The Baron could not produce epigrams; he required at least four sentences of six lines each to be brilliant.

(The Red and the Black, part II, chapter 34, “The Hotel de La Mole.”  Sometimes, alas, I fear this is me.)

Sundays with Stendhal 7: The Air of a Thinker

by Kenneth Anderson

After several months of application kept up at every moment, Julien still had the air of a thinker. His way of moving his eyes and opening his lips did not reveal an implicit faith ready to believe everything and to uphold everything, even by martyrdom. It was with anger that Julien saw himself surpassed in this respect by the most boorish peasants. They had good reasons for not having the air of thinkers.

(The Red and the Black, Part One, Chapter 26, “The World, or What the Rich Lack.”  Special edition of SwS for my nephew James Knabe, finishing up his first semester as a grad student in the English department at Yale.)

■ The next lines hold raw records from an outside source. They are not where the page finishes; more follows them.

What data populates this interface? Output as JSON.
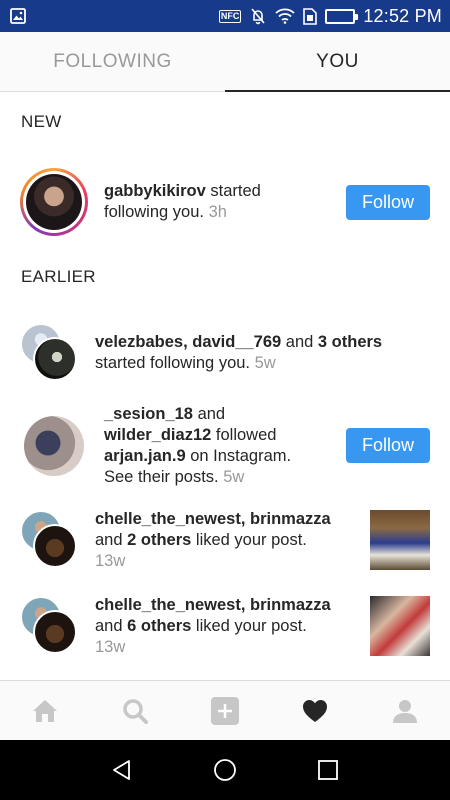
{
  "status_bar": {
    "time": "12:52 PM",
    "nfc_label": "NFC",
    "icons": [
      "gallery-icon",
      "nfc-icon",
      "vibrate-icon",
      "wifi-icon",
      "sim-icon",
      "battery-icon"
    ]
  },
  "tabs": [
    {
      "label": "FOLLOWING",
      "active": false
    },
    {
      "label": "YOU",
      "active": true
    }
  ],
  "sections": {
    "new": "NEW",
    "earlier": "EARLIER"
  },
  "notifications": {
    "n1": {
      "user": "gabbykikirov",
      "text": " started following you.",
      "time": "3h",
      "button": "Follow"
    },
    "n2": {
      "user1": "velezbabes",
      "sep": ", ",
      "user2": "david__769",
      "and": " and ",
      "others": "3 others",
      "text": " started following you.",
      "time": "5w"
    },
    "n3": {
      "user1": "_sesion_18",
      "and": " and ",
      "user2": "wilder_diaz12",
      "mid": " followed ",
      "user3": "arjan.jan.9",
      "text": " on Instagram. See their posts.",
      "time": "5w",
      "button": "Follow"
    },
    "n4": {
      "user1": "chelle_the_newest",
      "sep": ", ",
      "user2": "brinmazza",
      "and": " and ",
      "others": "2 others",
      "text": " liked your post.",
      "time": "13w"
    },
    "n5": {
      "user1": "chelle_the_newest",
      "sep": ", ",
      "user2": "brinmazza",
      "and": " and ",
      "others": "6 others",
      "text": " liked your post.",
      "time": "13w"
    }
  },
  "bottom_nav": [
    "home-icon",
    "search-icon",
    "add-icon",
    "heart-icon",
    "profile-icon"
  ],
  "android_nav": [
    "back-icon",
    "home-circle-icon",
    "recents-icon"
  ],
  "colors": {
    "follow_button": "#3897f0",
    "status_bar": "#173a8a",
    "text": "#262626",
    "muted": "#999999"
  }
}
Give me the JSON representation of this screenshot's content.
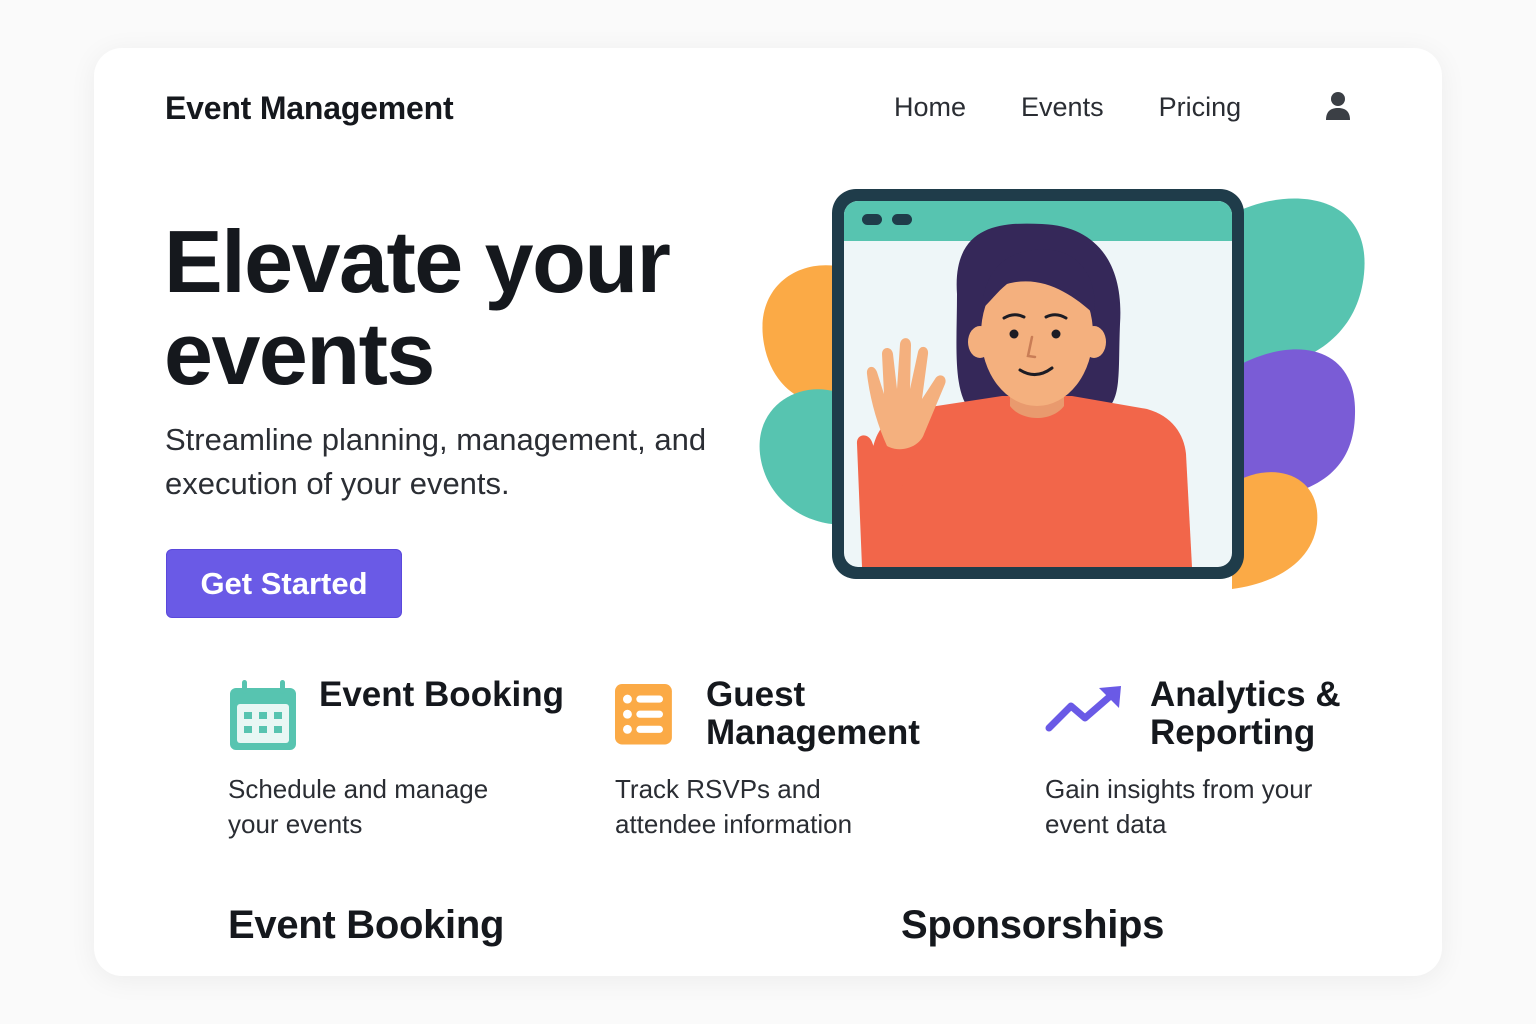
{
  "header": {
    "brand": "Event Management",
    "nav": [
      "Home",
      "Events",
      "Pricing"
    ],
    "user_icon": "user-icon"
  },
  "hero": {
    "title": "Elevate your events",
    "subtitle": "Streamline planning, management, and execution of your events.",
    "cta_label": "Get Started",
    "illustration": "video-call-illustration"
  },
  "features": [
    {
      "icon": "calendar-icon",
      "title": "Event Booking",
      "description": "Schedule and manage your events",
      "color": "#57c4b0"
    },
    {
      "icon": "list-icon",
      "title": "Guest Management",
      "description": "Track RSVPs and attendee information",
      "color": "#fbaa46"
    },
    {
      "icon": "trend-up-icon",
      "title": "Analytics & Reporting",
      "description": "Gain insights from your event data",
      "color": "#6a5ae6"
    }
  ],
  "sections": [
    "Event Booking",
    "Sponsorships"
  ],
  "colors": {
    "accent": "#6a5ae6",
    "teal": "#57c4b0",
    "orange": "#fbaa46",
    "purple": "#7a5cd6",
    "shirt": "#f2664a",
    "frame": "#1f3c4a"
  }
}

Sundays with Stendhal 6: Stendhal on Thanksgiving

by Kenneth Anderson

Well, not really Stendhal on Thanksgiving.  Stendhal never visited the United States, but that did not inhibit him from expressing a great many opinions about the place (mostly negative observations in the ‘nation of shopkeepers’ vein), particularly in the entire chapter devoted to love in the United States in that curious book-length essay, On Love.   Stendhal was highly skeptical that so uncultured a culture as that of the United States was capable of Great Love – love of the kind in The Red and the Black or The Charterhouse of Parma.  Perhaps he was right.  The following quote below has always reminded me of Thanksgiving Day and Christmas – Jingle Bells – and so in that spirit:

In the Winter … American young people of both sexes drive about night and day over the snow in sleighs, gaily travelling distances of fifteen or twenty miles without anyone to chaperone them; and nothing untoward ever occurs.

Do we really think that ‘nothing untoward’ ever happened?  I suspect, rather, Much Untowardness, Gaiety, and Fun.  This was the culture, after all, that produced … “bundling.”  Still, a charming thought for Thanksgiving Weekend from a quintessential European snob.

Sundays with Stendhal 5: Stendhal on Blogging

by Kenneth Anderson

‘The Marquis does not like bloggers, I warn you; it is his one antipathy,’ the Abbe Pirard said to Julien.  ’Know Latin, Greek if you can, the history of the Egyptians, of the Persians, and so forth; he will honour you and protect you as a scholar.  But do not go and post a single page in French, especially upon grave subjects that are above your position in society; he would call you a blogger and take a dislike to you.  What, living in a great nobleman’s mansion, don’t you know the Duc de Castries’s saying about d’Alembert and Rousseau: “That sort of fellow wishes to blog about everything, and has not a thousand crowns a year”?’

(The Red and the Black, part 2, chapter 34, “The Hotel de la Mole.”  ’Scribber’ in the original, but close in spirit, yes?)

Sundays with Stendhal 4

by Kenneth Anderson

Julien fell asleep, dreaming of honors for himself and human rights for everyone else.

(The Red and the Black, vol 2, chapter 39, ‘The Ball’.  The translation is a little loose, but captures the contemporary sense pretty well, wouldn’t you say?  More traditionally: “Julien fell asleep, dreaming of honors for himself and liberty for everyone else.”  The original … “par son imagination, qui revait des distinctions pour lui et la liberte pour tous.”) 

Sundays with Stendhal 3, Another Danton?

by Kenneth Anderson

‘Beware of that young man, who has so much energy,’ her brother cried; ‘if the Revolution begins again, he will have us all guillotined.’ …

‘Another Danton?’ thought Mathilde to herself.  Her brother’s remark filled her with horror; it greatly disturbed her; but after sleeping on it, she interpreted it as the highest possible praise…. ‘Very well! Let us suppose that the Revolution has begun.  What parts would Croisenois and my brother play?  It is all prescribed for them: sublime resignation.  They would be heroic sheep, allowing their throats to be cut without a word.  Their sole fear when dying would still be of committing a breach of taste.  My little Julien would blow out the brains of the Jacobin who came to arrest him, if he had the slightest hope of escaping.  He, at least, has no fear of bad taste.’

(The Red and the Black, Book Two, chapter 42, Another Danton?)